She came home two years ago on March 29. It was Good Friday. And something that we prayed and labored for for two years came to a sort of completion but something we would pray and labor over the rest of our lives began. A new daughter, a new life, a new story to weave into our own.
It started almost right after she came home. I just called it a sort of “baby blues”. My heart and mind were tired from the sudden upheaval of adding a new member (no matter how long the wait, it always comes suddenly). I was emotionally drained from the years of waiting. It would pass with time. That’s what I told myself.
But as time went on, it really didn’t get better. She seemed to be attaching well to everyone in the family except me. The world around us acted as though she hung the moon. My heart felt cold.
Time went on and she became one of us, as though she had always been here. Sort of. Her relationship with family and friends was normal. Her relationship with her sisters was healthy and strong. Her relationship with Matt was beautiful and unbreakable. But she and I, we kept each other at arm’s length. I, resentful and lacking confidence and more fully aware than ever of my short comings as a mother. She holding back from me, guarded, untrusting.
The past two years we have danced this way, more of a line dance, side-by-side, than a slow dance, face-to-face. Occasionally we will turn and draw closer and it will feel almost normal, almost natural. Most days it’s an awkward relationship and feels like I’m forever babysitting someone else’s child. An unnatural mother with my natural children, I don’t know how to reach out to connect with this one not born of my body who brings a six year long story I was not part of. My four biological girls, I can look at their face, listen to the tone of their voice, and instinctively know so much of what is going on inside each of them without a word being said. This littlest one holds secrets I may never know. Her face and tone often betray something deeper, but she holds it all tight inside. Only she holds the key.
The shame and guilt of being the mother who can’t attach has worn on me. When you adopt, you read and prepare endlessly for the child who struggles to attach. You walk into it with the awareness that the child may never be able to form healthy bonds if they were never formed in the first place. But no one talks about when a parent struggles to attach, especially the mother. Because mother-love is supposed to be instinctive and strong and deep and easy, that’s what the whispers in the dark tell me. And what mother spends countless hours preparing paperwork and endless nights of tear-filled prayers longing to hold a child she did not carry and then builds walls around her heart once the child is home?

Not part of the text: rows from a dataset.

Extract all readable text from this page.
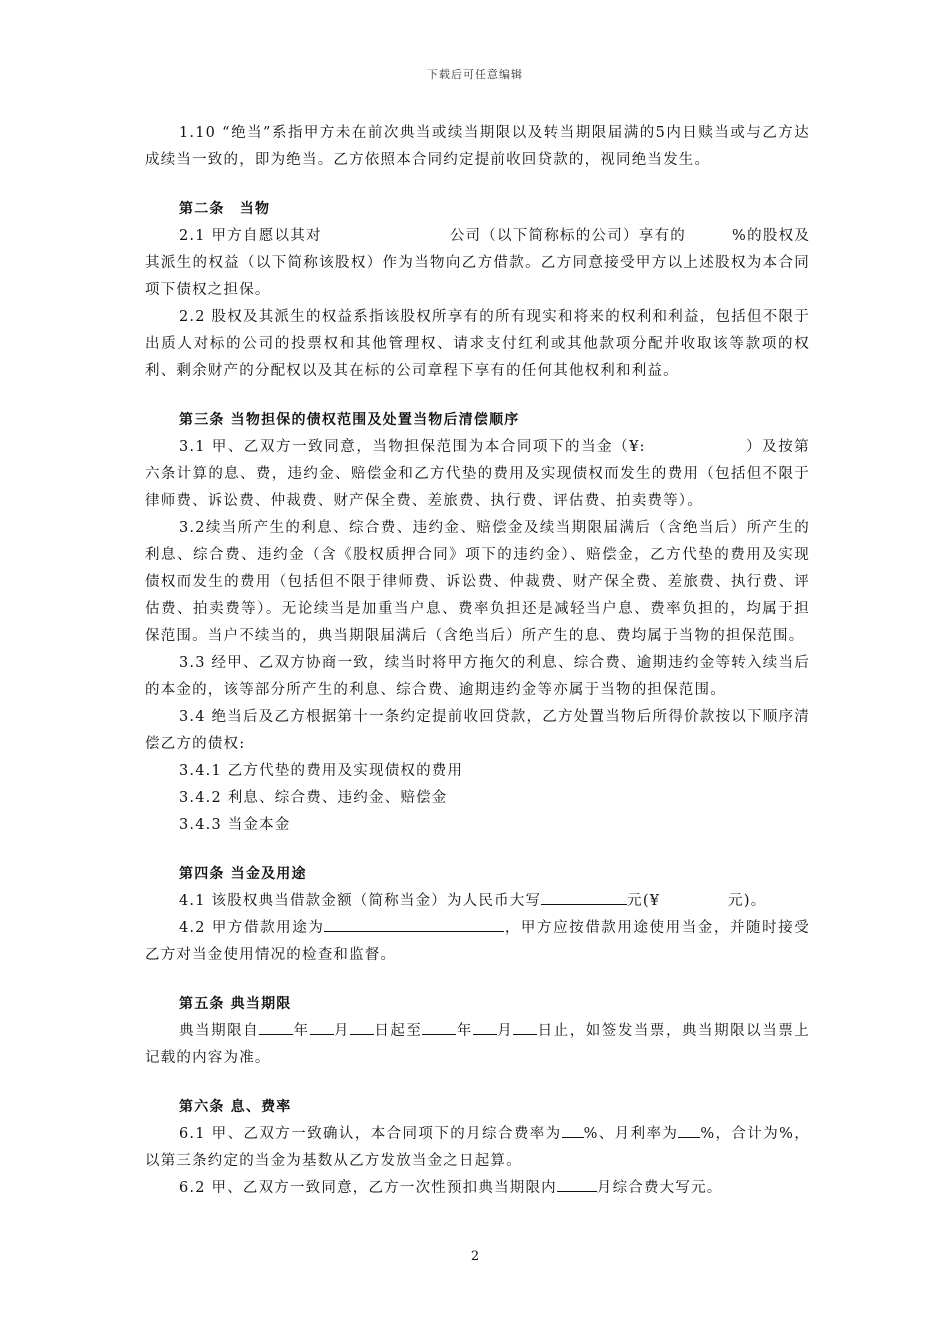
下载后可任意编辑

1.10 “绝当”系指甲方未在前次典当或续当期限以及转当期限届满的5内日赎当或与乙方达成续当一致的，即为绝当。乙方依照本合同约定提前收回贷款的，视同绝当发生。

第二条　当物

2.1 甲方自愿以其对	公司（以下简称标的公司）享有的	%的股权及其派生的权益（以下简称该股权）作为当物向乙方借款。乙方同意接受甲方以上述股权为本合同项下债权之担保。

2.2 股权及其派生的权益系指该股权所享有的所有现实和将来的权利和利益，包括但不限于出质人对标的公司的投票权和其他管理权、请求支付红利或其他款项分配并收取该等款项的权利、剩余财产的分配权以及其在标的公司章程下享有的任何其他权利和利益。

第三条 当物担保的债权范围及处置当物后清偿顺序

3.1 甲、乙双方一致同意，当物担保范围为本合同项下的当金（¥:	）及按第六条计算的息、费，违约金、赔偿金和乙方代垫的费用及实现债权而发生的费用（包括但不限于律师费、诉讼费、仲裁费、财产保全费、差旅费、执行费、评估费、拍卖费等）。

3.2续当所产生的利息、综合费、违约金、赔偿金及续当期限届满后（含绝当后）所产生的利息、综合费、违约金（含《股权质押合同》项下的违约金）、赔偿金，乙方代垫的费用及实现债权而发生的费用（包括但不限于律师费、诉讼费、仲裁费、财产保全费、差旅费、执行费、评估费、拍卖费等）。无论续当是加重当户息、费率负担还是减轻当户息、费率负担的，均属于担保范围。当户不续当的，典当期限届满后（含绝当后）所产生的息、费均属于当物的担保范围。

3.3 经甲、乙双方协商一致，续当时将甲方拖欠的利息、综合费、逾期违约金等转入续当后的本金的，该等部分所产生的利息、综合费、逾期违约金等亦属于当物的担保范围。

3.4 绝当后及乙方根据第十一条约定提前收回贷款，乙方处置当物后所得价款按以下顺序清偿乙方的债权:

3.4.1 乙方代垫的费用及实现债权的费用

3.4.2 利息、综合费、违约金、赔偿金

3.4.3 当金本金

第四条 当金及用途

4.1 该股权典当借款金额（简称当金）为人民币大写	元(¥	元)。

4.2 甲方借款用途为	，甲方应按借款用途使用当金，并随时接受乙方对当金使用情况的检查和监督。

第五条 典当期限

典当期限自 年 月 日起至 年 月 日止，如签发当票，典当期限以当票上记载的内容为准。

第六条 息、费率

6.1 甲、乙双方一致确认，本合同项下的月综合费率为 %、月利率为 %，合计为%，以第三条约定的当金为基数从乙方发放当金之日起算。

6.2 甲、乙双方一致同意，乙方一次性预扣典当期限内	月综合费大写元。

2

Satan assured me I was the only one and that I was the very worst mother possible.
A few weeks ago, in a post-adoption group that I am on in Facebook but don’t participate much in so it rarely shows up on my feed but this day it did, God gave me a grace-gift in the form of a woman sharing my story, except it was hers. How she couldn’t attach or connect and the shame she felt and that her child had been home over two years and it was just finally starting click. And a glimmer of hope flickered in my heart. Not that Amania and I will connect soon; I dare not hope for that. But hope that I am not alone in this painful place, just as I am not alone in the other dark areas of my life.
I do hope that Amania and I will one day have a natural, comfortable relationship. That she will no longer look at me like there’s a story she cannot tell, but that our story will be written together. I do not know when that will come or how long it will take or how hard we will have to work to get there. But I find no small significance that our story starts on Good Friday – that day that Satan thought he won the victory, but God wasn’t finished. Friday was dark and hopeless and terrifying. But God was writing redemption and restoration and hope and beauty.
God’s still writing. And in some parts of my heart and in parts of Amania’s heart it’s still Friday. But Sunday’s coming….
3 thoughts on “Adoption: Two Years Later”
Thank you so much for sharing. I hope you and your family have a beautiful Easter this weekend.
Another excellent post, Sara. Continuing to pray over you in this journey.
Thank you for your honest words. I think it is a jolt when you adopt after having loved a child from afar and don’t feel that connection. We need to discuss this more frequently so we don’t all feel so alone when we feel this way.